2. Hard Conversions: Hard conversions are defined as actual sales (dollars and cents) that come through online and offline channels. CRM is at the heart of calculating this metric based on online and offline interactions in the sales process. If well integrated, overall marketing activities should map to shorter sales cycles, referrals from all channels and higher sales.

3. Soft Conversions: Soft conversions are defined as any other marketing or sales conversion that does not generate actual dollars and cents but contributes towards that end. White paper downloads, email subscriptions, Facebook “likes”, blog comments, forum subscriptions, etc. are all signs that your sales and customer support practices are healthy and you’re building social intelligence into your overall marketing.

4. Social Intelligence: Social intelligence is a measure of your ability to generate engagement, loyalty, sentiment, retention, influence, reach and rich demographics from online and offline marketing channels. If you’re measuring activity from these channels, you can get an accurate picture of how your brand is positioned in the marketplace specific to different products and industries.

5. Outbound Metrics: Outbound metrics represent metrics that are used in your channels that tracks the consistency of your messaging and user experience. These metrics are used to measure how well you construct your channels and that you have control over.
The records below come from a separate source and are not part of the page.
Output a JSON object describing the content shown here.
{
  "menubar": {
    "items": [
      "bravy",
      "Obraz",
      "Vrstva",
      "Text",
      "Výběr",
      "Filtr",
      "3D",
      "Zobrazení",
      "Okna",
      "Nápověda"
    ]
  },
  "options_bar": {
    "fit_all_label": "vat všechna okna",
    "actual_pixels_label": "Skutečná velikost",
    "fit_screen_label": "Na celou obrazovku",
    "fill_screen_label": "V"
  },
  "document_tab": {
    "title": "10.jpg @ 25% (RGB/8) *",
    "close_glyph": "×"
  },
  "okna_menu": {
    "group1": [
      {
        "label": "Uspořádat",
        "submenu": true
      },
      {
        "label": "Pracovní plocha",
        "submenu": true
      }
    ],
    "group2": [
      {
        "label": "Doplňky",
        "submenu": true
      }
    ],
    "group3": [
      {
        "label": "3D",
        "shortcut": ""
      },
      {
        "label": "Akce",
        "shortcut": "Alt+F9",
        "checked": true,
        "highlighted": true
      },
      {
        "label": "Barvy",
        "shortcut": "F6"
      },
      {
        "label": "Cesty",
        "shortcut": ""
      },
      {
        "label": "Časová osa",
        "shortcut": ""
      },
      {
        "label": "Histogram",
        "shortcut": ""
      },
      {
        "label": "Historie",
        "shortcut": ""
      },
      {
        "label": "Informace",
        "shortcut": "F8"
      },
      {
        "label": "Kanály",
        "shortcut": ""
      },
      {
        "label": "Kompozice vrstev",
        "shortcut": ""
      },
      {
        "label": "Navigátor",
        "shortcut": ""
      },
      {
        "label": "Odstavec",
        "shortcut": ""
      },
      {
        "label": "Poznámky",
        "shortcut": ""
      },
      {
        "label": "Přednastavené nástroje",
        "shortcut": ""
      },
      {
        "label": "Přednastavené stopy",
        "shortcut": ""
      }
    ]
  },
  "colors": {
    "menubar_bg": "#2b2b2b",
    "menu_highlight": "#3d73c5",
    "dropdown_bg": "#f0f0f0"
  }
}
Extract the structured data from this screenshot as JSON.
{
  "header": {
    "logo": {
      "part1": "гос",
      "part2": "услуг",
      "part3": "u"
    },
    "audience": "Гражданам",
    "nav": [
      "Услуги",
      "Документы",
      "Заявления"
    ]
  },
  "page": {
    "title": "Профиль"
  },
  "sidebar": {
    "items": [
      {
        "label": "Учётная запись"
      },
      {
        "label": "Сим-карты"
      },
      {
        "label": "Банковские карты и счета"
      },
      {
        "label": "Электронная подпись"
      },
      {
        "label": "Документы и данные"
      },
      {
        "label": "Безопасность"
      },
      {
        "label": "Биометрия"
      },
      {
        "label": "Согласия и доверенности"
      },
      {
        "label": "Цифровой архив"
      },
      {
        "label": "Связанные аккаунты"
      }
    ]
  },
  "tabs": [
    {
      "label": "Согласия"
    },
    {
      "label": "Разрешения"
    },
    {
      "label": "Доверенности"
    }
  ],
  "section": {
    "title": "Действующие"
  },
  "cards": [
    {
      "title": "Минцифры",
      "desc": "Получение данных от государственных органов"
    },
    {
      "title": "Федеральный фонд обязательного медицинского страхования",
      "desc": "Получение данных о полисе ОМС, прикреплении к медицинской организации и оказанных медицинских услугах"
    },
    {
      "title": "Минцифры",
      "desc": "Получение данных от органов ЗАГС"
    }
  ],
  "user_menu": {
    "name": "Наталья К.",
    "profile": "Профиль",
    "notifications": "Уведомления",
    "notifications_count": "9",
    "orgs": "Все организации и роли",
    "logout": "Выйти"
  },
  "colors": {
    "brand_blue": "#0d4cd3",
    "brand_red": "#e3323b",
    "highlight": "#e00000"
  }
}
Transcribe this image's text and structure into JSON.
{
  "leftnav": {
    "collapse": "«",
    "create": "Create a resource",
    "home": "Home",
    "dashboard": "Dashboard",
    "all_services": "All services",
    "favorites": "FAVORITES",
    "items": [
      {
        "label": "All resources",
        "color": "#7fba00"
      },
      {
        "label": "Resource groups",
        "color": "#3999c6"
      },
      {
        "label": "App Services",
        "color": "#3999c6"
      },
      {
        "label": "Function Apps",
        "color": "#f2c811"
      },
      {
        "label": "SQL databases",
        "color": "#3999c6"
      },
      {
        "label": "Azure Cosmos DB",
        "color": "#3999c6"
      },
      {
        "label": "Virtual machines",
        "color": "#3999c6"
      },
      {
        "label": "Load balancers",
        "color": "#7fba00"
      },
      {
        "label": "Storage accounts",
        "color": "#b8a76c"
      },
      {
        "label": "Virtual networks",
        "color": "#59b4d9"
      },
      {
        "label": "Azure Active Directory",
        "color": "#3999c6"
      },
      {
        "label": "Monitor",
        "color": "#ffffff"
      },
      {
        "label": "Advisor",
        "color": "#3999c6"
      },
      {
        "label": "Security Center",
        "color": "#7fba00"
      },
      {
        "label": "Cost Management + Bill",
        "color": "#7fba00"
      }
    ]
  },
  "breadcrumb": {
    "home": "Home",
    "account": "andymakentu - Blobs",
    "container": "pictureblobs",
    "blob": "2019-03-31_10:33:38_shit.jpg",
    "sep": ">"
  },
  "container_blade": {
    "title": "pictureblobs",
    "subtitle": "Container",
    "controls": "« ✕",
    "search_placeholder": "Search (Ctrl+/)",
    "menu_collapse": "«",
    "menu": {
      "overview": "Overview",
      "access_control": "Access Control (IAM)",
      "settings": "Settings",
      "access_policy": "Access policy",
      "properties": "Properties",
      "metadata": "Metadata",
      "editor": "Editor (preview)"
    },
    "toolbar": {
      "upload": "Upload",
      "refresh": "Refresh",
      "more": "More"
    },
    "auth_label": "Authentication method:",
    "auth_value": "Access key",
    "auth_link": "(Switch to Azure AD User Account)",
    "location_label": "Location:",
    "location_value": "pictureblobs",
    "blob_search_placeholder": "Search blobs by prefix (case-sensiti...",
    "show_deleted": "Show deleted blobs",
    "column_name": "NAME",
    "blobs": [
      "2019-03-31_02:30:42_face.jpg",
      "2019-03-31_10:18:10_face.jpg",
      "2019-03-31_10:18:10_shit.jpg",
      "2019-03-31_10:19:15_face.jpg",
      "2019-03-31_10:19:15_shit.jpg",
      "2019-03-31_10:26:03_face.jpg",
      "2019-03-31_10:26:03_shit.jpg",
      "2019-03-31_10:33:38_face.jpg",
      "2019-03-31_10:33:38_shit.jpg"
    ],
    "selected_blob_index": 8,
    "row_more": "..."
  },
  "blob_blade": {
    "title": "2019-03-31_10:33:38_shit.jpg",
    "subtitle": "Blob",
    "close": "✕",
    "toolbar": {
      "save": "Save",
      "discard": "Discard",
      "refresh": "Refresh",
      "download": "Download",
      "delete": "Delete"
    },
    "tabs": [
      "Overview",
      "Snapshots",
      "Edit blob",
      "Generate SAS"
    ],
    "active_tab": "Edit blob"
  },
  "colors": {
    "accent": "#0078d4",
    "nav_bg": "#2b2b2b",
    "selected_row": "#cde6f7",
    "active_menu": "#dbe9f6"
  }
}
6. Inbound Metrics: Inbound metrics track the performance of your channels – how many visitors you attract from the social web and how many you convert. If your outbound metrics are tracking high, then in turn your channels will attract and convert.

7. Competitive Analysis: Without knowing how your competitors messaging is resonating in the social web, and how successful you are at competing for the hearts and minds of your prospects and customers, then all of this marketing effort is for nothing. You can craft the cleverest marketing campaign but doing so without understanding what is current, relevant and how your competitors are positioning themselves, and then you cannot truly measure the effectiveness and value of your work. All measurement should be benchmarked against the competitive online marketplace.

8. Sentiment by Channel: Luckily, with the advent of social media, there is a plethora of intelligence to mine in the way of unsolicited fodder about your brand, your products and the industry you compete within. Sentiment should be tracked on these basic levels as well as how your channels are influencing it. Sentiment on its own is good but tracking how well your channels are influencing it is better.

9. Influencers by Channel: Sentiment is generated by a whole host of individuals and some command more attention than others depending upon whether they fall into the brand, product or industry buckets and they should be weighted differently as such.

10. Social Media vs. Marketing ROI: Once you are tracking your outbound vs. inbound metrics, your total marketing ROI can be calculated on an ongoing basis (the amount you spend improving your outbound performance vs. the return you get on inbound conversions). If your social media marketing campaigns are truly cross-channel, then you’ll have highest return and you’ll be tracking the channel activity holistically to get the true value and ROI of your social media activities. Just because you tweeted up a storm, the result of that activity might have landed you high conversions through your website (subscription, purchases, etc.) and blog (participation, followers, etc.).

And there you have it all wrapped up in a nutshell! This is how it is possible to measure social media and marketing ROI. We welcome your thoughts and comments!